De quoi s’agit-il ? Pour préparer la défaite de Nicolas Sarkozy en 2012, il faudrait échapper à la « réponse classique », « la vieille soupe de l’union de la gauche », et construire « un espace politique culturel et social neuf », une nouvelle « coalition » réunissant « les forces écologistes, les socialistes à l’ancienne comme Jean-Luc Mélenchon, le PS, les partisans de François Bayrou, et les gaullistes sociaux et républicains tentés par Dominique de Villepin ». Cette construction devrait exclure le PCF, « qui ne regroupe plus personne sous son drapeau mité ». Le NPA, mis en avant à toute occasion dans les même colonnes de Libération, devient un utile repoussoir pour justifier la recomposition en question. Puisqu’ « il récuse toute alliance de gouvernement », « l’union de la gauche se déploie dans un espace politique trop étroit », justifie Laurent Joffrin. Et voilà la boucle bouclée. La fracture irrémédiable de la gauche est théorisée pour mieux tourner le dos à toute ambition de rupture réellement ancrée à gauche, tout projet de changement à vocation majoritaire.

En vérité, la « coalition » préconisée par Laurent Joffrin n’est que le énième recyclage d’une opération de recomposition qui vise la bipolarisation définitive de la vie politique, organisant, dans le cadre immuable du système capitaliste, l’alternance entre un bloc de droite ultra-libéral et un bloc démocrate à l’américaine. Evidemment, tout le débat sur les causes de la crise actuelle, sur les responsabilités politiques dans cette crise et sur la nature des solutions à mettre en oeuvre pour réussir un réel changement progressiste est évacué de cette construction. « L’après-Sarkozy sera aussi, on peut l’espérer, un après-crise », se contente d’écrire Laurent Joffrin sans jamais le démontrer. Et pour cause. Car sans rupture avec les logiques capitalistes, avec les convictions libérales de François Bayrou ou Dominique de Villepin, social-libérales de la majorité du PS, sans rupture avec les principes actuels du traité de Lisbonne, comment viendra la sortie de crise et où sera le changement réclamé par notre peuple ?

Cette grande coalition serait à coup sûr celle de l’échec. C’est d’ailleurs déjà cette même tentation qui a fait le lit de la victoire de Nicolas Sarkozy en 2007, permis le retour au pouvoir de Berlusconi en Italie. Allons-nous recommencer ?

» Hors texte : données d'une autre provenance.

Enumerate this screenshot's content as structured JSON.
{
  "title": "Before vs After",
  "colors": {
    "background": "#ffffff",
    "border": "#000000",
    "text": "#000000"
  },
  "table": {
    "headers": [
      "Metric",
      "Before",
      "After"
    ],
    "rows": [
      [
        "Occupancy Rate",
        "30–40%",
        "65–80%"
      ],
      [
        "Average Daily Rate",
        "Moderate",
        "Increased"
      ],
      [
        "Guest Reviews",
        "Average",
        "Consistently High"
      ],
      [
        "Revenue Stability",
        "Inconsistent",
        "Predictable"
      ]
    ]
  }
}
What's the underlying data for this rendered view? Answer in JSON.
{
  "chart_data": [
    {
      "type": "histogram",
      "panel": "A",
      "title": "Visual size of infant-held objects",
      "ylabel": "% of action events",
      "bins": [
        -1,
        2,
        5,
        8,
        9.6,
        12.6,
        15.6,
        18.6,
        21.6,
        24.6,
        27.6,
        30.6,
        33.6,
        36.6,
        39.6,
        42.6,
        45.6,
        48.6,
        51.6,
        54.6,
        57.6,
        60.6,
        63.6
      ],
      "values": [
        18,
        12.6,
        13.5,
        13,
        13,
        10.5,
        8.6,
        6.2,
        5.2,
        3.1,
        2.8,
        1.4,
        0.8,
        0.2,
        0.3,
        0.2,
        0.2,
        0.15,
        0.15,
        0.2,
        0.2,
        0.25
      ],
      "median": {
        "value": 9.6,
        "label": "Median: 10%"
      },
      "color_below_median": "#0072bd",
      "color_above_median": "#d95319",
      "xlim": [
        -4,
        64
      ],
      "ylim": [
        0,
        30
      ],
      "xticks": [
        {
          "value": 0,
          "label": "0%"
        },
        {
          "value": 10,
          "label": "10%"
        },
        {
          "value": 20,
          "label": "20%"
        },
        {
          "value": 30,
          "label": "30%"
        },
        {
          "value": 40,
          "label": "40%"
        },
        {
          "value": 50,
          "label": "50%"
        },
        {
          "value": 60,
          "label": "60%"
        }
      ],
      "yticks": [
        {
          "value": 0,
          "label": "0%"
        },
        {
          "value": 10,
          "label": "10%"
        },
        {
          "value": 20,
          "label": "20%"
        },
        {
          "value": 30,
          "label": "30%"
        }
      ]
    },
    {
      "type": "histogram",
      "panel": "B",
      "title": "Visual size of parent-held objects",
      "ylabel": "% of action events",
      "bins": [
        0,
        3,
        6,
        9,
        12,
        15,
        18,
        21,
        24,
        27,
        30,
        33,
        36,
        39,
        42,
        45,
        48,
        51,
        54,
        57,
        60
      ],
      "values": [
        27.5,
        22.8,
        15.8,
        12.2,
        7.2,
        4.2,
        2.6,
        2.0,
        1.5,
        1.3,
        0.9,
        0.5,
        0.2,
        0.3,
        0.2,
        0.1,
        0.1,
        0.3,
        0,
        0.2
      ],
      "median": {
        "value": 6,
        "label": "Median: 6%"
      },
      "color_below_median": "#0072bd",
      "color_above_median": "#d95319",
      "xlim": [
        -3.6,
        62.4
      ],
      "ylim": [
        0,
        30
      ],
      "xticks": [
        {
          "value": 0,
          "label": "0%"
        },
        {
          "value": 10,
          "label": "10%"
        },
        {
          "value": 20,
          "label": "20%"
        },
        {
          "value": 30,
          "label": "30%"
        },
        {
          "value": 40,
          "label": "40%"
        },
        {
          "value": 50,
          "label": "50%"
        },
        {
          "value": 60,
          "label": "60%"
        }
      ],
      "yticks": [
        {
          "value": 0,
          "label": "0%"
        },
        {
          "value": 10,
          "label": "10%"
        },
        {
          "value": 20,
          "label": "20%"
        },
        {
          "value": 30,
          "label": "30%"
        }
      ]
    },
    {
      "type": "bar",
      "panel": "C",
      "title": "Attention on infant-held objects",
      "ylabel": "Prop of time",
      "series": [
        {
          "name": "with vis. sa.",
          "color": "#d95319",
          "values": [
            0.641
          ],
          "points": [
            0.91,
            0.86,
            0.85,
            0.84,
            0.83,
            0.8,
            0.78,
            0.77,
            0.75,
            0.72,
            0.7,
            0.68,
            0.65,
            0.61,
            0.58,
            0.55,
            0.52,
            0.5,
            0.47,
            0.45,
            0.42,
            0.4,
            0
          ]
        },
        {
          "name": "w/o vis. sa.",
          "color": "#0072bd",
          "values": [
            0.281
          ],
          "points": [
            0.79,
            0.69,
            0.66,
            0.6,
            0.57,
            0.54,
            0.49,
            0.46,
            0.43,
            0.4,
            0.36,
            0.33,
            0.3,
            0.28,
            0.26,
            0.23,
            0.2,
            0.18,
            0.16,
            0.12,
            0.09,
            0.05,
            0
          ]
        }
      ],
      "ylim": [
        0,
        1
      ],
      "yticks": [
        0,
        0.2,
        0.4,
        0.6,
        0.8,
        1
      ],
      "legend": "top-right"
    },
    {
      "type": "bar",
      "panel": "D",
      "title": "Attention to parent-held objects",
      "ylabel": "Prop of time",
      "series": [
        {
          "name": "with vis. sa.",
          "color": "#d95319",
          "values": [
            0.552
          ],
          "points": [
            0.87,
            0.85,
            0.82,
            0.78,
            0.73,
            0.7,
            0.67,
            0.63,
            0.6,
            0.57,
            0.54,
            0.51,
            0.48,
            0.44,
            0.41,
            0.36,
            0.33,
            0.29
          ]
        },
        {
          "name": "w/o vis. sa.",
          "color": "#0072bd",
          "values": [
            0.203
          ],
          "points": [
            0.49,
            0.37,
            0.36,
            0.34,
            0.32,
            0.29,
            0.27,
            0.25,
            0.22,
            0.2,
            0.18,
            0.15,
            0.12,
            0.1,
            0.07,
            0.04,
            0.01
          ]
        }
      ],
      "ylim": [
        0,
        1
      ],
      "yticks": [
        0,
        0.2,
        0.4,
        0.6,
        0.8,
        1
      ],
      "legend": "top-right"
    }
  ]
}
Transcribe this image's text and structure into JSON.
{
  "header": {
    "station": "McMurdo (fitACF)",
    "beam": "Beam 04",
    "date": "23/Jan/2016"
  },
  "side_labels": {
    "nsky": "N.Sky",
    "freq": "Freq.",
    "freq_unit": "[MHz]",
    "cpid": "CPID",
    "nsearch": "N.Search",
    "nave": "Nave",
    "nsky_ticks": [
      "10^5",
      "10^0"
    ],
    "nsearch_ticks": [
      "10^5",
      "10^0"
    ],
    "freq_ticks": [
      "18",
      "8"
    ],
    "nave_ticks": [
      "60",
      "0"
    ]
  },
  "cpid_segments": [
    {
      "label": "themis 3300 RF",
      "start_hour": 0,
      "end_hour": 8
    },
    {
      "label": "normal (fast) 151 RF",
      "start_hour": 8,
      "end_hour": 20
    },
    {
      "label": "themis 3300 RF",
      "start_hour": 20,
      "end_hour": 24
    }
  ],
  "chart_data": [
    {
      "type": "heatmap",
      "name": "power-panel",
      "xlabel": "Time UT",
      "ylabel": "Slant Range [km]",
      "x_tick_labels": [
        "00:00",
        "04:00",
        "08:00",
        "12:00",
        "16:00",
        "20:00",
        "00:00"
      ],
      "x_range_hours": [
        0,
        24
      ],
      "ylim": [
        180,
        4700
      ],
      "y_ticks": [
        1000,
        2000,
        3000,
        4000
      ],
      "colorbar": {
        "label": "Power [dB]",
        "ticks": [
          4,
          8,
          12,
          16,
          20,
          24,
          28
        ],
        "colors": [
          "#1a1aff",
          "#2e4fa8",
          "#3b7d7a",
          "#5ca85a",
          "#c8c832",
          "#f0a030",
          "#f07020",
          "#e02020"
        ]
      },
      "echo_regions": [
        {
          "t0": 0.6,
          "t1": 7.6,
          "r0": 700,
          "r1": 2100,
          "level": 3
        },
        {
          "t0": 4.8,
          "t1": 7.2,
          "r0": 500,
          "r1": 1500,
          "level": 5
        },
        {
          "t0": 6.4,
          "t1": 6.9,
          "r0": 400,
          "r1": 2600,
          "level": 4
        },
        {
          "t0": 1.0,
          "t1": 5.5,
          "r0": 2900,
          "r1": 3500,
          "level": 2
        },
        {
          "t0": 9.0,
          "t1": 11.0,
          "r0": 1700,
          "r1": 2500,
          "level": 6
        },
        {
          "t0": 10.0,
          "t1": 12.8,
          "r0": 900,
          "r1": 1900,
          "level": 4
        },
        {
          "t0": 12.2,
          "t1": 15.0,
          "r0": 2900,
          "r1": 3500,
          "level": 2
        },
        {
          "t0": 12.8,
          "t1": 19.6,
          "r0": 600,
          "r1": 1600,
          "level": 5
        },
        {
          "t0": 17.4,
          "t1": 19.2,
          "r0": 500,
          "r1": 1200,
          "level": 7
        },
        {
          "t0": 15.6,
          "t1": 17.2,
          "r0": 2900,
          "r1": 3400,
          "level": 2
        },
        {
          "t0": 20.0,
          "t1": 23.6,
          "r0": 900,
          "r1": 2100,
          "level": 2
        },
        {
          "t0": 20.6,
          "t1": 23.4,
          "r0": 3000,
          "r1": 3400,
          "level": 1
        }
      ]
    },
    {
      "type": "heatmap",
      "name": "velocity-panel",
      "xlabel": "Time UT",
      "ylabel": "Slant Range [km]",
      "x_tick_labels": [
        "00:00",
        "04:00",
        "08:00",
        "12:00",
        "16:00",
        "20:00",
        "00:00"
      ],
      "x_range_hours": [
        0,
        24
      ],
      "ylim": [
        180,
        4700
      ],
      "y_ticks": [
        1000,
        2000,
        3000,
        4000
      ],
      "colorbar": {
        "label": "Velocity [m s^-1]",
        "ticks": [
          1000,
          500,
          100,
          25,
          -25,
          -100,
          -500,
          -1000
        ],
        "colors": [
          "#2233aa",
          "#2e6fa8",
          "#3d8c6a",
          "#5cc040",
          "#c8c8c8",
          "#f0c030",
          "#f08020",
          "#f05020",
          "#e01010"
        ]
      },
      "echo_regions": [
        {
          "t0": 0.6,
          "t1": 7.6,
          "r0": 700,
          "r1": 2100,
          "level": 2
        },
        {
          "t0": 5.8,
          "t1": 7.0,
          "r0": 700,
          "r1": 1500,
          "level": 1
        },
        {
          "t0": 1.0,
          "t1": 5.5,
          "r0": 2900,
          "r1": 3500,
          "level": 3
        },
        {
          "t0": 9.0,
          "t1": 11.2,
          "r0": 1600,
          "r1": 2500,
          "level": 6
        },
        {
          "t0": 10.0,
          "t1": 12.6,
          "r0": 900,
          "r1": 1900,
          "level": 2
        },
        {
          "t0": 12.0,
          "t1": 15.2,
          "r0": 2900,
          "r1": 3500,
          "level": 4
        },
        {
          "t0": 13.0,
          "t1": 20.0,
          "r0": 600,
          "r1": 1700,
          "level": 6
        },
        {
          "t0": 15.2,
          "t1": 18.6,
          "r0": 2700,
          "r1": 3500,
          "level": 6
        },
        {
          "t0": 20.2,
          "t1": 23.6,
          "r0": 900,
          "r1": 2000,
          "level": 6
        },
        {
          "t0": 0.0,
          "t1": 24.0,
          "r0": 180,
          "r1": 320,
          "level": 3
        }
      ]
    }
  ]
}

On comprend pourquoi, dans ces conditions, l’élection européenne est évacuée du raisonnement. Car au coeur du choix européen figure précisément la question de savoir si on continue ou si on arrête avec les choix politiques qui ont conduit à la crise actuelle. Le Front de gauche pour changer d’Europe, dont l’initiative a été prise par le PCF, dérange parce qu’il ne rentre pas dans le cadre de telles recompositions. Il porte une condamnation claire de Nicolas Sarkozy et de sa politique. Il propose de rompre sans ambiguïté avec les choix libéraux de l’Union européenne. Il ouvre un espace politique de rassemblement prometteur pour l’avenir. En répondant présent tout à la fois sur le projet et sur l’ambition unitaire, il apporte une réponse pertinente aux urgences sociales et politiques qu’exprime le mouvement populaire. D’autres préféreraient voir les électeurs rater cette première marche et verser dans des chemins de traverse.

Voter Front de gauche le 7 juin, c’est déjouer ce piège, porter dans les urnes des propositions réellement alternatives aux choix libéraux mis en oeuvre en France et dans toute l’Union européenne, c’est refuser la désunion et ouvrir le chemin d’un nouvel espoir à gauche pour toutes les échéances à venir.